Twitter is testing the technology in the U.S. first, saying it will roll it out to more users in other countries based on the results of testing.
User feedback will play a roll in that: Twitter says that if you see ads you don’t like, you can simply “dismiss” them via a button at the bottom of a promoted tweet, or click the “x” by a promoted account. Twitter “pays close attention to these dismissals,” the company says, which means that advertisers who continually pump in irrelevant or annoying ads might see their rates go up, or have their opportunities to advertise on Twitter curtailed.

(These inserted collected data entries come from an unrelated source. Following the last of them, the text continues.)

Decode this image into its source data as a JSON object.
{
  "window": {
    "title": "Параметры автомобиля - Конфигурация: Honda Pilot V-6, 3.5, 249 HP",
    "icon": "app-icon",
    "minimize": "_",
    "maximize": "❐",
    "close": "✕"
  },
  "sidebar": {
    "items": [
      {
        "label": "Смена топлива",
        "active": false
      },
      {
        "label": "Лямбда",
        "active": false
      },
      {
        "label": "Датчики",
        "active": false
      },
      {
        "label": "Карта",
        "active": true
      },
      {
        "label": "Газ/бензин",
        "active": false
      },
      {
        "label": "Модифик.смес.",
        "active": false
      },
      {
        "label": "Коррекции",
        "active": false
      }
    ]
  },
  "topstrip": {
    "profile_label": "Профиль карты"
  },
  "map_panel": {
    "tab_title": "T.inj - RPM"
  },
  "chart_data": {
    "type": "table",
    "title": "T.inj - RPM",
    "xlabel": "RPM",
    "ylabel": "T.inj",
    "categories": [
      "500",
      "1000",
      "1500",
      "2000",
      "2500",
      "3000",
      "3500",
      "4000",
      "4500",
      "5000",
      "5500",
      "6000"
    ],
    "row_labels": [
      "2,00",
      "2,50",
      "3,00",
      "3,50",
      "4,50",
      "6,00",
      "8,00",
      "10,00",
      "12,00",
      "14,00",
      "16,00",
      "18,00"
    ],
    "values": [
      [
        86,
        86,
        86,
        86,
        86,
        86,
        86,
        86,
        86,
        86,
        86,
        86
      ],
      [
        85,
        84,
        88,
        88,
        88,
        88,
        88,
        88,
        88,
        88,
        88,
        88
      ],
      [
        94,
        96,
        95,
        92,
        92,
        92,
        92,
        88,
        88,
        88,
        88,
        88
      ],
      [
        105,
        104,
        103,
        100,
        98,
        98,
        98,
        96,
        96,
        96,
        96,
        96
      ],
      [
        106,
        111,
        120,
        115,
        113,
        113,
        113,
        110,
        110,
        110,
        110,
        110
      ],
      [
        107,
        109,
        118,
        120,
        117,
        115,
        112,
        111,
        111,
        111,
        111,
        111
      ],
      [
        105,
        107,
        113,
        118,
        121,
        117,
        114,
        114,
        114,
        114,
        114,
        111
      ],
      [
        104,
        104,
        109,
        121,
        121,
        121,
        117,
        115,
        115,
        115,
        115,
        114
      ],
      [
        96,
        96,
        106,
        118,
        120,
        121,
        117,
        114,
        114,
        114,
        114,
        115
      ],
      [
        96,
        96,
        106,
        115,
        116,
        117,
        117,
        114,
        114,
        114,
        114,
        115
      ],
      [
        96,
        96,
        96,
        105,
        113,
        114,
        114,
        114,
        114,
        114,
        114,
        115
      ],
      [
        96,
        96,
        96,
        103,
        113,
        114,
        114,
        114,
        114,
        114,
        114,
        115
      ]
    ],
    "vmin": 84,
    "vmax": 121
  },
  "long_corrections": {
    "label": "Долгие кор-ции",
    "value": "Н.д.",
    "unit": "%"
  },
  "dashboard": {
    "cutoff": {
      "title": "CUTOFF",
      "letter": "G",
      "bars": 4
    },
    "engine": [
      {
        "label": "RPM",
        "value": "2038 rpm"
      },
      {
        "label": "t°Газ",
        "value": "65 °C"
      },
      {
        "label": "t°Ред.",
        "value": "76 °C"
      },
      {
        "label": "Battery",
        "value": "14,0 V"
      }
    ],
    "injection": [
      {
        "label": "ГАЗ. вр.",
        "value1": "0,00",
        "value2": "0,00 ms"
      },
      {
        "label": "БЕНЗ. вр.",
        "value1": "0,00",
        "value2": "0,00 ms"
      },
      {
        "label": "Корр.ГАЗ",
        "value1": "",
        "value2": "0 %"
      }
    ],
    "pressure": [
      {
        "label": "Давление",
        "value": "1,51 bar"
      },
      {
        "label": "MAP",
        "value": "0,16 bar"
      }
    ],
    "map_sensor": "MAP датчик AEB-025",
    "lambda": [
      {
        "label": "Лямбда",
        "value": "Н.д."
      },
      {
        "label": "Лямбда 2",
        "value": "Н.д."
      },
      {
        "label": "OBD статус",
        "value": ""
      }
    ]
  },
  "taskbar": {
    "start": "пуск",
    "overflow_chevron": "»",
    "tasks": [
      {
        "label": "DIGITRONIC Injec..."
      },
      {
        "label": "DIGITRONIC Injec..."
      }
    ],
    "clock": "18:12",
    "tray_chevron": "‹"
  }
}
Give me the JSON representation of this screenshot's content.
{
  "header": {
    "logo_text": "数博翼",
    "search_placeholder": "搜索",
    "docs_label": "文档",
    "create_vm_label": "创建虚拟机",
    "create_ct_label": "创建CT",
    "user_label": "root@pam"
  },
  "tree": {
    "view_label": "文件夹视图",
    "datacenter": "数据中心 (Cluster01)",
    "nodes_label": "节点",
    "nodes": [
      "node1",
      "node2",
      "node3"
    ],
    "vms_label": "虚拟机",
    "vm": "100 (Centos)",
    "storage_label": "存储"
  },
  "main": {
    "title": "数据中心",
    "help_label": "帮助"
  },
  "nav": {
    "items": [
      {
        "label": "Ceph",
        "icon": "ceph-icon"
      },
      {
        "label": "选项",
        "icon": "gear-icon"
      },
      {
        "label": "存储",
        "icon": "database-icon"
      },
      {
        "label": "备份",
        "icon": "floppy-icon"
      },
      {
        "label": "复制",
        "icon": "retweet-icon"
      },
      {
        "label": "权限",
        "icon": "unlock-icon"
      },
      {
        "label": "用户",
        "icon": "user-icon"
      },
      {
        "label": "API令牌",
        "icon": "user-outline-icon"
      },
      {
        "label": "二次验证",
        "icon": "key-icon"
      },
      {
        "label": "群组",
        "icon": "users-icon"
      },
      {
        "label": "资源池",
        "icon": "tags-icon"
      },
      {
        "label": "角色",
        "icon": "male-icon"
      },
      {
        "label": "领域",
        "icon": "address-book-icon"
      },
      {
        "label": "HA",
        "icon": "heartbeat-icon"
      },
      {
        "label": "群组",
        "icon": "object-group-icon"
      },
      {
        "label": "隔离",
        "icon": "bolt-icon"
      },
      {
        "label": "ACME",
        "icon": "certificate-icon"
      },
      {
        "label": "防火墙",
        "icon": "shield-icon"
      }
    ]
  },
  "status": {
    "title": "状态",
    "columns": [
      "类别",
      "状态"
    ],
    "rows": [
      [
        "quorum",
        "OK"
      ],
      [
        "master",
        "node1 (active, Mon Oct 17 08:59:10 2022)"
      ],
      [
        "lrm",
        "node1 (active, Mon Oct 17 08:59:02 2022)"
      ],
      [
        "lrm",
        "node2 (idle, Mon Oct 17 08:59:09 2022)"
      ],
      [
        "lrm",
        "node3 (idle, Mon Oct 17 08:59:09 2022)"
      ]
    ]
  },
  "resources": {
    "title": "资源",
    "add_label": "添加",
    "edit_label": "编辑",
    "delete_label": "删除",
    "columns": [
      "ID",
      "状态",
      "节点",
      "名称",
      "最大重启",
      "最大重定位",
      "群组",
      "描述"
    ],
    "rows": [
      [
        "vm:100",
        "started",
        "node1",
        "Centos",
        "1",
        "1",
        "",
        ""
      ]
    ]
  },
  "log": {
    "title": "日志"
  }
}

In terms of data going back to advertisers, Twitter says it is focused on its users’ privacy:
Our testing of tailored ads does not share any new or different information with ad partners. Advertisers will continue to receive the same reports that include how many users saw or clicked on an ad, without identifying who saw it or clicked on it. These reports contain only aggregate, non-personal information. We do not share your private personal information with advertisers without your permission.
The new targeting options join Twitter’s keyword targeting product, new ads API which just added five new enterprise-focused API partners, demographic targeting tools added in March, massive ad deals with marketing giants like Starcom, and other ad deals with media companies like Viacom.
In other words, ads at Twitter are charging forward full speed ahead. And the targeting options for advertisers are now so vast, ads on Twitter should be supremely relevant to users.
The key word there, of course, is should. We’ll see.